Once a strong and determined economy, recent years have seen Thailand struggle for political and social stability


A country rich in natural resources, Thailand is unique in its region due to having never been ruled by a foreign power. Despite recent news that the new military government is changing investment laws that would make it harder for foreigners to control Thai companies, it insists it is simply closing a loophole in existing policy, and that foreign manufacturers, exporters or companies with investment privileges would be unaffected.

Although experiencing continued political turbulence, Thailand’s fiscal situation remains strong and, with a focus on attracting private investment, a strengthened financial sector, and a trade balance surplus in the first quarter of 2009, the country stands in good stead to withstand the global economic crisis.

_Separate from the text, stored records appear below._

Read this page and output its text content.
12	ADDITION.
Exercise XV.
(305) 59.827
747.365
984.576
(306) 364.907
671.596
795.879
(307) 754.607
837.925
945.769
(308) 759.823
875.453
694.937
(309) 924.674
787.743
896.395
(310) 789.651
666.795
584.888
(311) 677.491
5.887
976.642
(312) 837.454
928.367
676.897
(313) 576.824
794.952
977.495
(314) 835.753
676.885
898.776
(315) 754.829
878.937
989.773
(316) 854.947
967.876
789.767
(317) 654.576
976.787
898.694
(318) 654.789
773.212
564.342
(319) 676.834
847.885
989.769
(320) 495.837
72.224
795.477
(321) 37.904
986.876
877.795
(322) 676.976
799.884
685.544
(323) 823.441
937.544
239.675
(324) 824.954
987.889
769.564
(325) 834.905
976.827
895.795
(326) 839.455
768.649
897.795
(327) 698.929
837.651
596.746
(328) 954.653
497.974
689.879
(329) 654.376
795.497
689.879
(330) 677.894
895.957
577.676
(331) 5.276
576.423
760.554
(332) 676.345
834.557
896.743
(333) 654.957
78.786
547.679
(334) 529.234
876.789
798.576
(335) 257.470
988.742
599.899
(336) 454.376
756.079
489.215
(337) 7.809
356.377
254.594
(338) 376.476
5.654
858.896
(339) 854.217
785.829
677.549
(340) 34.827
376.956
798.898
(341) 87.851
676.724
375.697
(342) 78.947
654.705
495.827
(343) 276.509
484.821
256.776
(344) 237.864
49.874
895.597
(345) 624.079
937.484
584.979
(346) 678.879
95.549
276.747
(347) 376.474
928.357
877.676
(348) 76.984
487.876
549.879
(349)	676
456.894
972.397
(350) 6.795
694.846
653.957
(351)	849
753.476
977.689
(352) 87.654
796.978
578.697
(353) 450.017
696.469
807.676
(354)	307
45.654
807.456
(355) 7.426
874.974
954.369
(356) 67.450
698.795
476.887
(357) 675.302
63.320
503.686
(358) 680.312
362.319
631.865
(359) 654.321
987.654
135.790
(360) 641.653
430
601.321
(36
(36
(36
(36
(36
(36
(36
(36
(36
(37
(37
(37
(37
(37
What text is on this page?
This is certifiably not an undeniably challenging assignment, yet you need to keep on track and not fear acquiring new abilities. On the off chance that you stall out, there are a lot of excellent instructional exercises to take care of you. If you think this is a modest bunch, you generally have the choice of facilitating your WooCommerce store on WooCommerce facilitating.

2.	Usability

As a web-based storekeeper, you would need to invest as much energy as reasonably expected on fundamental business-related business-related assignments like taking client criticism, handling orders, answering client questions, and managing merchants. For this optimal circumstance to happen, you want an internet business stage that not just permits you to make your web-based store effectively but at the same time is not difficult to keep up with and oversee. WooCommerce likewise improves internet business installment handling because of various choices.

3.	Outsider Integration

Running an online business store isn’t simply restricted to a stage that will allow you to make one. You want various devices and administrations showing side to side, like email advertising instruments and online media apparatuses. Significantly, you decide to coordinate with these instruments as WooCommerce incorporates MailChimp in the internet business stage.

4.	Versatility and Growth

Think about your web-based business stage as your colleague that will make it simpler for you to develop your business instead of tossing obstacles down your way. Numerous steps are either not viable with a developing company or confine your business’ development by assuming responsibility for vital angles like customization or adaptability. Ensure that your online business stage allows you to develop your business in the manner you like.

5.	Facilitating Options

  • 1932 saw a westernised military elite stage a coup d’état and forced the king to accept the role of constitutional monarch.
  • In 1939, Phiban came to power, a nationalistic ruler, changing the country’s name from Siam to Thailand.
  •  The 1990s witnessed increasing private participation in the telecommunications sector, as state monopolies began to grant concessions to private operators. In fixed line services, concessions were granted to two private operators, True and TOT.
  •  Between 2002-2004, due to a highly developed infrastructure, free enterprise economics, and genuinely pro-investment policies, it became one of East Asia’s best performers with an average six percent annual real GDP growth.
  •  In 2005, the Telecommunications Business Law was amended which effectively raised the limit of allowable foreign ownership from 25 percent to 49 percent.
  • In 2006 Shin Corporation was purchased by Temasek Holdings in a controversial deal which saw Thaksin Shinawatra with a 49.6 percent stake. The biggest deal in Thai stock-market history was shrouded in secrecy and controversy.
  • September 2006 saw a military coup which ousted PM Shinawatra. Elections were held in December 2007, with Shinawatra’s People’s Power Party (PPP) emerging positively.
  •  In May 2008 anti-Shinawatra People’s Alliance for Democracy (PAD) began street demonstrations, occupying the prime minister’s office in August.
  •  In December 2008, Abhisit Vejjajiva was elected leader of the Democratic Party, according to results of a parliamentary vote. The new leader implements free market economics to encourage private investment.

Molotov cocktails were launched during New Year celebrations, as deadly riots broke out in support of Shinawatra. According to the NSDB the riots sparked losses of 220 million baht ($6.61m) in damage to public property and loss of state income, whilst Prime Minister Abhisit Vejjajiva announced that tourism was likely to fall by more than 102 billion baht ($2.97bn).